Bird flocks, bacterial swarms, and even crowds move according to interaction rules that appear to break one of physics’ most fundamental principles: Newton’s law of action and reaction.
Birds can see much of what is happening around them, but when flying in a flock, they respond only to birds beside them or ahead of them. They do not adjust their movement based on birds behind them. As a result, flock behavior appears to violate Newton’s third law, the principle of action and reaction often summarized as “for every action, there is an equal and opposite reaction.”
In everyday life, Newton’s third law is everywhere. When we run, our feet push against the ground, and the ground pushes back with an equal force in the opposite direction. The same principle applies when driving a car, rowing a boat, jumping, or releasing air from a balloon. As air rushes out one way, the balloon moves the other way. This law has been a foundation of classical mechanics for more than 300 years. As research group leader Marín Bukov explains, “Whatever we normally teach our students in theoretical mechanics, it ultimately rests on the action–reaction principle.”
Bird flocks, bacterial swarms, crowds of people, and groups of tissue cells behave differently. The individuals in these systems react to only part of their environment rather than everything around them. Because the influence flows in only one direction, the usual rule that action and reaction are equal no longer applies. Physicists refer to these as non-reciprocal interactions.
Until now, existing theories designed for reciprocal interactions could not fully describe such systems, making accurate and efficient simulations difficult. Yet simulations are essential for studying everything from biological processes in the human body to the collective movement of flocks and swarms.
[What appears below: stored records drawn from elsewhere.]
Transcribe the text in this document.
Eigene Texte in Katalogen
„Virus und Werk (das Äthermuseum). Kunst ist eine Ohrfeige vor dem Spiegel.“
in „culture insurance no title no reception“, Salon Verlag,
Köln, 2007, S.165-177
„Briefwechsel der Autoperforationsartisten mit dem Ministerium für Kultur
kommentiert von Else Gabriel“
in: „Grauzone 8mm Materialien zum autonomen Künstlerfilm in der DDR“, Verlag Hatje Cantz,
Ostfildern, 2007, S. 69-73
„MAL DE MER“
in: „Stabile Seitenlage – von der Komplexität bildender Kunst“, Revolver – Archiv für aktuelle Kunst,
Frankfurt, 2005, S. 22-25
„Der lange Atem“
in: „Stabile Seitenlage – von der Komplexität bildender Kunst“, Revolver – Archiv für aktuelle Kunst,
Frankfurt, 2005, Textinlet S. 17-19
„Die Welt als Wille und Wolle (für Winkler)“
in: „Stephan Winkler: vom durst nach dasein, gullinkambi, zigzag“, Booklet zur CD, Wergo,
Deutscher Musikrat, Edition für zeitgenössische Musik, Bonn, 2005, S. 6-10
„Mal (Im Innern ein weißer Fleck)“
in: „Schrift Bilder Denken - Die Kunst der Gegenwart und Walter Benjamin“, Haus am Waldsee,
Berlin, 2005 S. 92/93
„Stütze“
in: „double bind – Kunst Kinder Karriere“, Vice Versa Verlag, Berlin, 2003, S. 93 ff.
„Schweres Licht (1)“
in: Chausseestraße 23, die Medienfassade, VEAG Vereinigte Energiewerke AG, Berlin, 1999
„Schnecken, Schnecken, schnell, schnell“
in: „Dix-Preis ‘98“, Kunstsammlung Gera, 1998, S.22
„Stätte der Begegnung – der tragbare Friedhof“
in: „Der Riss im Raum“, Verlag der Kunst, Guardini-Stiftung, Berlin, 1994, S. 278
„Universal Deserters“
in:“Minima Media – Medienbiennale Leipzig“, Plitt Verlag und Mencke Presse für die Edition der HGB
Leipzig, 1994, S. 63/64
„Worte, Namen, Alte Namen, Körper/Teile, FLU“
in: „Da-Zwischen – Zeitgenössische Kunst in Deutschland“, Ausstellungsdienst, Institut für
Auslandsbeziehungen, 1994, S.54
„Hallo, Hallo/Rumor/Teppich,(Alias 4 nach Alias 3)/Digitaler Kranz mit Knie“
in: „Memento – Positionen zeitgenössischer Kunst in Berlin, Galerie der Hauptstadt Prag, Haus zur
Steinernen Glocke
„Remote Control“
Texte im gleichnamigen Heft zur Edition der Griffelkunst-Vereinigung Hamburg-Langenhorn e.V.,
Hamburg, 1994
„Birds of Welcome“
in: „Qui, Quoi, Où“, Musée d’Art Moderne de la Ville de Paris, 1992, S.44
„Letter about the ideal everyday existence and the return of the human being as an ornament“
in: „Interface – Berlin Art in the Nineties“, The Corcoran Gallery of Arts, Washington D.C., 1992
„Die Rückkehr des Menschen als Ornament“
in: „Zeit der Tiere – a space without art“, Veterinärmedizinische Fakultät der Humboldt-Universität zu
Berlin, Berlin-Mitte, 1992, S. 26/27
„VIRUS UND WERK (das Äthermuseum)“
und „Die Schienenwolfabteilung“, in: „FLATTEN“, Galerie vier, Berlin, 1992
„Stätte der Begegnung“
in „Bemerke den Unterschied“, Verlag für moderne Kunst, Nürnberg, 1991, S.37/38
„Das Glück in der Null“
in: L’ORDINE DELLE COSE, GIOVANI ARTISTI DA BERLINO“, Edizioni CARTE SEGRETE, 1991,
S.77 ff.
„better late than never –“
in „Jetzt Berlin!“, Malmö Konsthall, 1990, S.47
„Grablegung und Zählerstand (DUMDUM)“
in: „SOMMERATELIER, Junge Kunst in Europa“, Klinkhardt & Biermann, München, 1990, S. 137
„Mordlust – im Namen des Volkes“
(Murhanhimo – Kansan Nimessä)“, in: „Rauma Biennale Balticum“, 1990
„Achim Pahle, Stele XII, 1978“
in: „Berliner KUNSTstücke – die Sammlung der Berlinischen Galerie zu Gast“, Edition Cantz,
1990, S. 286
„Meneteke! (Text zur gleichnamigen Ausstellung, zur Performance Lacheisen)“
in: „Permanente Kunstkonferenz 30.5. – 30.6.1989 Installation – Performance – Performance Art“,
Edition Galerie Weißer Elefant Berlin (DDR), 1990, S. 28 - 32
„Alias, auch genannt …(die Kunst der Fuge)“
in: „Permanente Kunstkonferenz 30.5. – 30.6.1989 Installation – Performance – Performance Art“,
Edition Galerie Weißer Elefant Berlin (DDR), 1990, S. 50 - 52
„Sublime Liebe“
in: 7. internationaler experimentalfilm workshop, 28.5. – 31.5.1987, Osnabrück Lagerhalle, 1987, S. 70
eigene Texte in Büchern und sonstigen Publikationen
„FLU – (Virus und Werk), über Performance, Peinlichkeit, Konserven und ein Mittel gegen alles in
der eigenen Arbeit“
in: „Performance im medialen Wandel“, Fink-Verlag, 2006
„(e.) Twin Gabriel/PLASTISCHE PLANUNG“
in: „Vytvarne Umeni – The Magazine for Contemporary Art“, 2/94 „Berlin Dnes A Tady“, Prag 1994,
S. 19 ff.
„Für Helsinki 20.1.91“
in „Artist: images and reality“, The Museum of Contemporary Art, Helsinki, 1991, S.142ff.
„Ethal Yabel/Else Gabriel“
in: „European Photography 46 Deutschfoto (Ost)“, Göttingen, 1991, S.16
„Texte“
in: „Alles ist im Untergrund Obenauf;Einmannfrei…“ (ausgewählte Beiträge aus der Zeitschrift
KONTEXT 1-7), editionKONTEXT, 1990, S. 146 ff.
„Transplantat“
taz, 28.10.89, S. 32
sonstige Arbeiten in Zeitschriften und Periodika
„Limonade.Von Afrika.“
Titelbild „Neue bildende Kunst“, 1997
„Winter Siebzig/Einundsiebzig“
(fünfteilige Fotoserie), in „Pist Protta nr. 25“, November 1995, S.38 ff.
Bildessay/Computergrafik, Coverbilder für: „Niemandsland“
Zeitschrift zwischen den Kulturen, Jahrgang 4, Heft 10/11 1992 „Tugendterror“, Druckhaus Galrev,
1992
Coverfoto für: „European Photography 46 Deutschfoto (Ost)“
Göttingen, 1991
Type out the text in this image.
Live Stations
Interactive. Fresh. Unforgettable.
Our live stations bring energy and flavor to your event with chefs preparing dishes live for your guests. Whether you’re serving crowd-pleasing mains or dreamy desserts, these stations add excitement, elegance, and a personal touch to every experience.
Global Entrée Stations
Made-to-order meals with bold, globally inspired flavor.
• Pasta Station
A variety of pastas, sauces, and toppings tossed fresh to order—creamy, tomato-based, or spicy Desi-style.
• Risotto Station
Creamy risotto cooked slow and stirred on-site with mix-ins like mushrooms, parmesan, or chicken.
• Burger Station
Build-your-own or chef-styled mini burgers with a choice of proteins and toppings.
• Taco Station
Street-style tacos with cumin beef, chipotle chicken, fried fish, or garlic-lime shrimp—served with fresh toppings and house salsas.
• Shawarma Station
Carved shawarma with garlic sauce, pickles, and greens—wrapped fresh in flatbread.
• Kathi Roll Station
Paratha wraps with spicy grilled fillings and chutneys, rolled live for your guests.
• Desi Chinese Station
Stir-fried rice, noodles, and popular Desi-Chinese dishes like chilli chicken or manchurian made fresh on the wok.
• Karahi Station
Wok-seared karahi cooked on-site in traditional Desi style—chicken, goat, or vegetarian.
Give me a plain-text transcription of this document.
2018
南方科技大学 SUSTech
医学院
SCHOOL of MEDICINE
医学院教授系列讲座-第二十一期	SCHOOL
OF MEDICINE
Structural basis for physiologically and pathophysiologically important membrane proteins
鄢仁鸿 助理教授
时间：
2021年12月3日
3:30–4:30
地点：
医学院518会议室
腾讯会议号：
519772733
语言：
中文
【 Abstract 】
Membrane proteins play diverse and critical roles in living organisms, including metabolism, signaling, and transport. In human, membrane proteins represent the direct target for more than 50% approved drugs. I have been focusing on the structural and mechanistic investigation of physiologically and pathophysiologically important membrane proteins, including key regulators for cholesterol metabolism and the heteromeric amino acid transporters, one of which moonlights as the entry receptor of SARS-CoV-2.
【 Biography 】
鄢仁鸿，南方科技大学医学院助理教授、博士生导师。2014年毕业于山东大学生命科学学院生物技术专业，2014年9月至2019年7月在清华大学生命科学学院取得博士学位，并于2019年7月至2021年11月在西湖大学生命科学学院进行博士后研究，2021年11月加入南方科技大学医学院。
Researchers in Dresden, working with physicist Roderich Moessner, have now developed a solution to this longstanding problem. Moessner is a Principal Investigator at the Würzburg–Dresden Cluster of Excellence ctd.qmat (Complexity, Topology and Dynamics in Quantum Matter) and director of the Max Planck Institute for the Physics of Complex Systems in Dresden.
Newton Reloaded: Physicists in Dresden Find an Elegant Solution
“The research team has developed and proven a theory that makes much of what we teach our students applicable to non-reciprocal systems as well. These systems, where Newton’s third law does not apply, can now finally be described exactly and simulated precisely, even using established methods. This is exactly the kind of tool that has been missing in recent years,” says Bukov.
The researchers achieved this by extending the traditional action-reaction framework. Their approach allows non-reciprocal systems to be analyzed using tools originally developed for reciprocal systems through the introduction of additional artificial variables.
Physicists often represent real-world systems with mathematical equations, where each variable corresponds to an actual property such as a bird’s position or speed, a fish’s location within a school, or a car’s position in traffic.
“The trick behind the new theory is that it constructs a partner for each component of the system, a fictitious partner that doesn’t exist in nature. The original non-reciprocal interactions are replaced by reciprocal interactions with these auxiliary degrees of freedom,” explains biophysicist Ricard Alert, a colleague of Bukov.
For a flock of birds, the method works by adding an imaginary counterpart to every real bird. “To simulate the birds’ movements precisely, we describe the dynamic system ‘flock of birds’ using established methods, as if it were a reciprocal system, even though it is not. The elegant solution is to artificially place a fictitious bird in front of each real bird, aligned in exactly the opposite direction,” says Alert.
Putting the Results in Context, Outlook
Using auxiliary degrees of freedom is not a new concept in physics. What is new is applying them in a way that simplifies the study of systems with non-reciprocal interactions.
The approach allows researchers to take advantage of the well-established framework of many-body physics while also improving the accuracy of simulations. More importantly, it provides a deeper understanding of how these systems work, creating a foundation for future discoveries.
“In Würzburg and Dresden, we study quantum matter whose particles interact under certain conditions in ways that give rise to new phenomena such as magnetism or lossless current transport. The exciting question now is whether these exceptions to Newton’s law lead to entirely new forms of collective quantum behavior. We still know very little about this, and that is precisely what makes this so fascinating,” says Moessner.
Reference: “Hamiltonian description of non-reciprocal interactions” by Yu-Bo Shi, Roderich Moessner, Ricard Alert and Marin Bukov, 12 June 2026, Nature Physics.